Dynamic stabilization of the Rayleigh-Bénard instability in a cubic cavity

The dynamic stability of the Rayleigh-Bénard instability with vertical vibration in a cubic container is computationally modeled. Two periodic parametric drives are considered (sinusoidal and rectangular), as well as two thermal boundary conditions on the sidewalls (insulating and conducting). The linearized equations are solved using a spectral Galerkin method and Floquet analysis. Floquet analysis recovers both the synchronous and the subharmonic regions of instability. The conditions necessary for dynamic stability are reported for Rayleigh numbers from critical to 107 and for Prandtl numbers in the range of 0.1-7.0, and the approach produces maps over a wide range of Rayleigh number and vibration parameters for stability.

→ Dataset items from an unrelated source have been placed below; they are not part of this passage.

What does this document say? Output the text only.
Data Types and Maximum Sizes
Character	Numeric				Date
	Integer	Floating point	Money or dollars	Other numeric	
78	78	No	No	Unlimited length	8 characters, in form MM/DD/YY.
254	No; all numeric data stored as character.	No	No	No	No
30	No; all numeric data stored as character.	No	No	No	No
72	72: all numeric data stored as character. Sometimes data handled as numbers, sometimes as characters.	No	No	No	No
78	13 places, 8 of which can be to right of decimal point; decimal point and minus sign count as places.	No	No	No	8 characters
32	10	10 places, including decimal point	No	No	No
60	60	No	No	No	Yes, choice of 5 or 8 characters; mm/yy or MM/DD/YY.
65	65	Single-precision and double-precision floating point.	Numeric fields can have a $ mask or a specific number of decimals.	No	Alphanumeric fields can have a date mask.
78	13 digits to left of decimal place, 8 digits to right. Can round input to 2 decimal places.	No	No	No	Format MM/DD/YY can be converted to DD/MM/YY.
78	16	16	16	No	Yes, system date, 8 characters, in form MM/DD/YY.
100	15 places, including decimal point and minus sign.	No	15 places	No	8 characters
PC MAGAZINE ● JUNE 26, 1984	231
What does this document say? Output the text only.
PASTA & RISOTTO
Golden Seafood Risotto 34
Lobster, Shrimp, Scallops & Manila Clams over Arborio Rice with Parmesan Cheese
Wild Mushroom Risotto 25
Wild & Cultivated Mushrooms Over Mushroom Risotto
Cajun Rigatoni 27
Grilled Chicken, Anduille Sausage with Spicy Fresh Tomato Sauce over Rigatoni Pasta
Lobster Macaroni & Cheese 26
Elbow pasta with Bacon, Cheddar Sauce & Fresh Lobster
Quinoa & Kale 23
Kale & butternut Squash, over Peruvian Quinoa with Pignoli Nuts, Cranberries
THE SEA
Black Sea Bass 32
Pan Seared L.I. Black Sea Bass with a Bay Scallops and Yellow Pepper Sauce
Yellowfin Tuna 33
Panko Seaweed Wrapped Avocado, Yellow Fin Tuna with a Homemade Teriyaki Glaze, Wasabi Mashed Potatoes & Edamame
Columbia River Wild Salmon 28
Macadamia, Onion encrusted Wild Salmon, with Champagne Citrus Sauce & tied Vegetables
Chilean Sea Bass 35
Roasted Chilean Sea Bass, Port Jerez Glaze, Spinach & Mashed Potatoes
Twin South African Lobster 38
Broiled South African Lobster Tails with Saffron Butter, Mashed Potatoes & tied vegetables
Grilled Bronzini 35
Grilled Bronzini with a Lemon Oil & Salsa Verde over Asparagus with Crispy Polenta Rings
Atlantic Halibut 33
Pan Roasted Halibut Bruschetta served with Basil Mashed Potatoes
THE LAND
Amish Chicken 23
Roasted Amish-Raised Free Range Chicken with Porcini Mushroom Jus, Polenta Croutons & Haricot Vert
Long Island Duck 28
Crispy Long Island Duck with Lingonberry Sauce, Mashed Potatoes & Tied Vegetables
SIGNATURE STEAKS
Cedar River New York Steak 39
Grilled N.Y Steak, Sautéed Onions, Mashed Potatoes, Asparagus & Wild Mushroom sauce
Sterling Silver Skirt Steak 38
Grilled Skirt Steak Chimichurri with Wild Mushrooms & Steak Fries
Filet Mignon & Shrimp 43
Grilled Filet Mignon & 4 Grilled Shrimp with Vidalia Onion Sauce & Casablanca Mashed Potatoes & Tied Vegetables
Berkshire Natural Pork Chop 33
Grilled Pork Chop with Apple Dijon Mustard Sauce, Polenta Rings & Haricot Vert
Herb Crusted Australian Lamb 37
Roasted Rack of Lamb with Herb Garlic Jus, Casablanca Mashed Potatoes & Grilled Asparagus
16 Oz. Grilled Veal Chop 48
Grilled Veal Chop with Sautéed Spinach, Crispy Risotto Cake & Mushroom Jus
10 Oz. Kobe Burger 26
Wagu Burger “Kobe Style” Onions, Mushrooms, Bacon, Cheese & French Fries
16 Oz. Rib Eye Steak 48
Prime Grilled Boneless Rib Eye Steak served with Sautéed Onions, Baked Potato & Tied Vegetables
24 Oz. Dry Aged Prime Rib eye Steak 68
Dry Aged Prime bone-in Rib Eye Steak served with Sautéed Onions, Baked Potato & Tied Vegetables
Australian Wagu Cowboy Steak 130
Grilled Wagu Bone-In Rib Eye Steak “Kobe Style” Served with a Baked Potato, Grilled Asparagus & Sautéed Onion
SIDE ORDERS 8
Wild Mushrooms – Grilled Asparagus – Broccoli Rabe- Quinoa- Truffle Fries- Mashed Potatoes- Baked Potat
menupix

The linear model is compared to data set available in the literature [G. W. Swift and S. Backhaus J. Acoust. Soc. Am. 126, 2273 (2009)] where the performance of system simulating an inverted pulse tube cryocooler is measured. The relevant instability for this case is the synchronous instability. Over this limited data set, the model appears to bound the empirically observed conditions for stability, but in some cases the model would seem to predict significantly higher required periodic acceleration amplitudes that appear to have been observed by Swift. Comparison with another data set is on-going. [Research supported by the Office of Naval Research and ARL Exploratory and Foundational Research Program.]